Texto recuperado. Publicação original de 2018.

Certa vez, ainda novinho e com pouquíssima experiência, tive uma reunião num bar que me rendeu uma ótima reflexão sobre o poder das marcas e a necessidade de investir em branding. Segue o relato.

Era uma tarde quente de verão. Encontrei com o prospect no horário marcado em uma praça, dentro de um clube. Ele me recebeu rapidamente chamando o garçom para trazer alguma bebida da minha escolha. Disse que voltaria em breve, estava resolvendo uma outra urgência. Pedi uma cerveja, dois copos, enchi o meu e aguardei.

Se passaram bons minutos no calor e, após revisar mentalmente todo conteúdo da apresentação, comecei a ficar impaciente. Coisa de novato. Já tinha vasculhado todo o Instagram, Facebook, a caixa de email e, agora, retirava o lacre da cerveja como distração.

Finalmente, o prospect retornou. Disse que estava resolvendo outras questões com outra pessoa e pediu desculpas pela demora. Sentou-se à mesa e me deixou servir seu copo com a cerveja que, àquela altura, já estava acabando.

Comecei a apresentar o projeto. Na minha cabeça ele era sólido, criativo, com estratégias de mensuração de resultado tangíveis e pesquisas convincentes. Eu sabia da dificuldade de mostrar que o projeto traria retorno financeiro, uma vez que era muito mais voltado para branding do que em vendas.

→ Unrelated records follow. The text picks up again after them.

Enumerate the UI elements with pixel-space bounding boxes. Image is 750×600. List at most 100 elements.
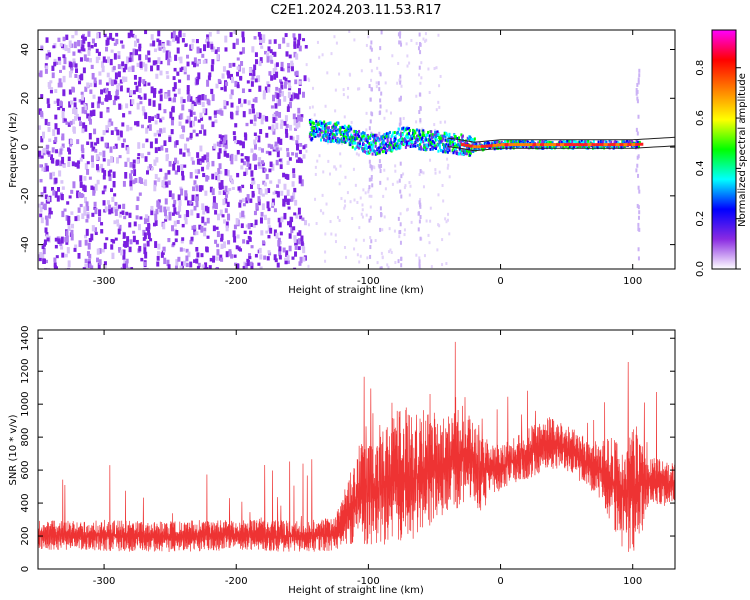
spectrogram-noise-cell <box>117 71 121 78</box>
spectrogram-noise-cell <box>269 55 273 62</box>
spectrogram-noise-cell <box>274 258 278 263</box>
spectrogram-signal-cell <box>460 139 463 143</box>
spectrogram-noise-cell <box>261 160 265 165</box>
spectrogram-noise-cell <box>126 236 130 242</box>
spectrogram-signal-cell <box>341 125 344 129</box>
spectrogram-noise-cell <box>209 257 213 262</box>
spectrogram-noise-cell <box>284 77 288 82</box>
spectrogram-noise-cell <box>259 189 263 196</box>
spectrogram-noise-cell <box>276 150 280 158</box>
spectrogram-signal-cell <box>391 133 394 137</box>
spectrogram-noise-cell <box>81 127 85 134</box>
spectrogram-faint-cell <box>420 76 423 80</box>
spectrogram-noise-cell <box>56 195 60 202</box>
spectrogram-noise-cell <box>144 30 148 35</box>
spectrogram-signal-cell <box>599 146 602 150</box>
spectrogram-noise-cell <box>120 250 124 256</box>
spectrogram-streak-cell <box>380 212 383 217</box>
spectrogram-noise-cell <box>184 143 188 151</box>
spectrogram-faint-cell <box>349 200 352 204</box>
spectrogram-noise-cell <box>64 44 68 52</box>
spectrogram-noise-cell <box>74 216 78 222</box>
spectrogram-noise-cell <box>217 168 221 175</box>
spectrogram-signal-cell <box>354 141 357 145</box>
spectrogram-noise-cell <box>286 152 290 158</box>
spectrogram-noise-cell <box>224 169 228 176</box>
spectrogram-signal-cell <box>404 145 407 149</box>
spectrogram-y-tick-label: -20 <box>20 188 31 204</box>
spectrogram-noise-cell <box>249 183 253 189</box>
spectrogram-noise-cell <box>58 170 62 177</box>
spectrogram-noise-cell <box>245 122 249 127</box>
spectrogram-faint-cell <box>434 171 437 175</box>
spectrogram-noise-cell <box>227 71 231 79</box>
spectrogram-noise-cell <box>238 98 242 104</box>
spectrogram-noise-cell <box>299 159 303 164</box>
spectrogram-signal-cell <box>632 145 635 149</box>
spectrogram-noise-cell <box>129 162 133 168</box>
spectrogram-noise-cell <box>157 30 161 37</box>
spectrogram-signal-cell <box>580 139 583 143</box>
spectrogram-signal-cell <box>408 129 411 133</box>
spectrogram-noise-cell <box>139 96 143 100</box>
spectrogram-noise-cell <box>127 32 131 39</box>
spectrogram-noise-cell <box>233 236 237 243</box>
spectrogram-noise-cell <box>240 223 244 229</box>
spectrogram-noise-cell <box>286 260 290 264</box>
spectrogram-noise-cell <box>77 49 81 53</box>
spectrogram-noise-cell <box>166 259 170 267</box>
spectrogram-noise-cell <box>54 123 58 130</box>
spectrogram-noise-cell <box>121 210 125 215</box>
spectrogram-streak-cell <box>379 104 382 109</box>
spectrogram-signal-cell <box>457 152 460 156</box>
spectrogram-noise-cell <box>94 231 98 236</box>
spectrogram-noise-cell <box>38 155 42 159</box>
spectrogram-signal-cell <box>387 132 390 136</box>
spectrogram-noise-cell <box>285 51 289 57</box>
spectrogram-faint-cell <box>408 61 411 65</box>
spectrogram-noise-cell <box>53 262 57 268</box>
spectrogram-faint-cell <box>321 193 324 197</box>
spectrogram-noise-cell <box>110 207 114 214</box>
spectrogram-streak-cell <box>380 266 383 269</box>
spectrogram-noise-cell <box>272 117 276 124</box>
spectrogram-noise-cell <box>205 267 209 269</box>
spectrogram-signal-cell <box>635 139 638 143</box>
spectrogram-noise-cell <box>231 186 235 190</box>
spectrogram-peak-cell <box>567 143 572 147</box>
spectrogram-streak-cell <box>379 147 382 152</box>
spectrogram-noise-cell <box>102 200 106 206</box>
spectrogram-noise-cell <box>46 98 50 104</box>
spectrogram-noise-cell <box>163 206 167 213</box>
spectrogram-signal-cell <box>588 145 591 149</box>
spectrogram-noise-cell <box>286 189 290 197</box>
spectrogram-signal-cell <box>584 140 587 144</box>
spectrogram-signal-cell <box>334 133 337 137</box>
spectrogram-noise-cell <box>117 247 121 251</box>
spectrogram-noise-cell <box>79 57 83 62</box>
spectrogram-signal-cell <box>334 136 337 140</box>
spectrogram-noise-cell <box>81 154 85 159</box>
spectrogram-noise-cell <box>166 206 170 211</box>
spectrogram-faint-cell <box>351 217 354 221</box>
spectrogram-noise-cell <box>217 153 221 159</box>
spectrogram-signal-cell <box>394 137 397 141</box>
spectrogram-noise-cell <box>304 143 308 148</box>
spectrogram-noise-cell <box>209 186 213 193</box>
spectrogram-faint-cell <box>311 105 314 109</box>
spectrogram-signal-cell <box>308 134 311 138</box>
spectrogram-signal-cell <box>442 134 445 138</box>
spectrogram-noise-cell <box>195 98 199 105</box>
spectrogram-faint-cell <box>324 232 327 236</box>
spectrogram-signal-cell <box>343 124 346 128</box>
spectrogram-signal-cell <box>431 141 434 145</box>
spectrogram-faint-cell <box>361 203 364 207</box>
spectrogram-noise-cell <box>51 65 55 71</box>
spectrogram-signal-cell <box>389 145 392 149</box>
spectrogram-signal-cell <box>445 143 448 147</box>
spectrogram-signal-cell <box>475 147 478 151</box>
spectrogram-signal-cell <box>343 132 346 136</box>
spectrogram-noise-cell <box>193 62 197 68</box>
spectrogram-signal-cell <box>368 142 371 146</box>
spectrogram-streak-cell <box>418 219 421 224</box>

Na prática, até tive a percepção de que as ideias despertaram algum interesse, mas não a ponto de seriem compradas. Tentei levar a conversa para um outro rumo, buscando argumentos para justificar o investimento. Falamos do trabalho da concorrência, do resultado a médio e longo prazo, da ilusão de milagres imediatos oferecidos por alguns serviços, das experiências passadas da agência com outros clientes.

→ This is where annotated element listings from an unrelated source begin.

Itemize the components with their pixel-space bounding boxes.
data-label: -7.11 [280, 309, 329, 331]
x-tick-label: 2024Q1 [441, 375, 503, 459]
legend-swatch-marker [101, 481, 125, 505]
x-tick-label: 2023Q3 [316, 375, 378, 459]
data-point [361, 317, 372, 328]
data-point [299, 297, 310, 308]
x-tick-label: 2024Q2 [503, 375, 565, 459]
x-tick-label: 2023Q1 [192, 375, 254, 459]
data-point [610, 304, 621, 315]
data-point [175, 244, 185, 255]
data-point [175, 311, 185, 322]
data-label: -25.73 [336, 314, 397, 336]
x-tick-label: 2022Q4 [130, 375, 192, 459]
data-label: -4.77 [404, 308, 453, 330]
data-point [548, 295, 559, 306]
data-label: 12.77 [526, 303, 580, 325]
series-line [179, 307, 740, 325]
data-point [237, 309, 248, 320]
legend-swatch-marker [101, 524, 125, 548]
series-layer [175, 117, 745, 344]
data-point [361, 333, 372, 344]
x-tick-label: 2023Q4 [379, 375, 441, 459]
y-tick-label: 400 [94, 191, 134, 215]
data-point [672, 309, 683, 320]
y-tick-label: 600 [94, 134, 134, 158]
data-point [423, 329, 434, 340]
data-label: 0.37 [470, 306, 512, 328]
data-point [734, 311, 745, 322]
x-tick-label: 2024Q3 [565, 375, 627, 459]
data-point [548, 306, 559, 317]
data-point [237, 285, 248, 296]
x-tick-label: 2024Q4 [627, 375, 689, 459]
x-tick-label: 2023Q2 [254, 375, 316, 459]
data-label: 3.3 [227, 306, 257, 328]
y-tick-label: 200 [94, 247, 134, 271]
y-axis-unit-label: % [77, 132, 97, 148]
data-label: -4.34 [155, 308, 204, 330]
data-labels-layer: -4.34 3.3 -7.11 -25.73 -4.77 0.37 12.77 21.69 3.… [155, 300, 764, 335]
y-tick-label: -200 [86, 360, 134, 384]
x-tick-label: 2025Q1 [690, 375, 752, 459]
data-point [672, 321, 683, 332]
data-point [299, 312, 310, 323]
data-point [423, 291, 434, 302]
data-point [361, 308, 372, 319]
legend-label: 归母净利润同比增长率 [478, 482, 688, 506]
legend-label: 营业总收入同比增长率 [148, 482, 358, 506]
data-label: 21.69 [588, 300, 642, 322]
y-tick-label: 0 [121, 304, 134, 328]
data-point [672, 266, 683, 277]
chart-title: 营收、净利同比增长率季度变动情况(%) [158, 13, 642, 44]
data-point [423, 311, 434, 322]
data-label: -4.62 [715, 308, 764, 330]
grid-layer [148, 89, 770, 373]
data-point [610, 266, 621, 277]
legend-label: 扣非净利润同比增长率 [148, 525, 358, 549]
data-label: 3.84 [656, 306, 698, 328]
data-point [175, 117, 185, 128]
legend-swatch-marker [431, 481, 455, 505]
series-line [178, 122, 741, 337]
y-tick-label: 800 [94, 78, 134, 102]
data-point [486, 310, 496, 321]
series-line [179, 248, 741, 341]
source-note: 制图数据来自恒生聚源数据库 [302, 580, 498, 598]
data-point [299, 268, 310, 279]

Chegamos, então, a um momento crucial das reuniões. O momento em que o cliente estava instigado até certo ponto, mas espera o clímax, o que irá, finalmente, convencê-lo. Eu suspeitava que ele aguardava o grande ato, mas o problema era que eu já havia apresentado tudo o que tinha, e todas as próximas falas seriam apenas repetições do que já havia sido dito.

Finalmente veio a prova de que era esperado que eu falasse mais: o garçom foi chamado. Enquanto eu pensava no que dizer, meu prospect voltou para mim:

- Vamos tomar mais uma. Qual é a cerveja que estamos bebendo mesmo?

Me voltei para ele descontraidamente:

- Você não consegue saber qual cerveja era?

- A cerveja está sem o rótulo. Assim fica difícil.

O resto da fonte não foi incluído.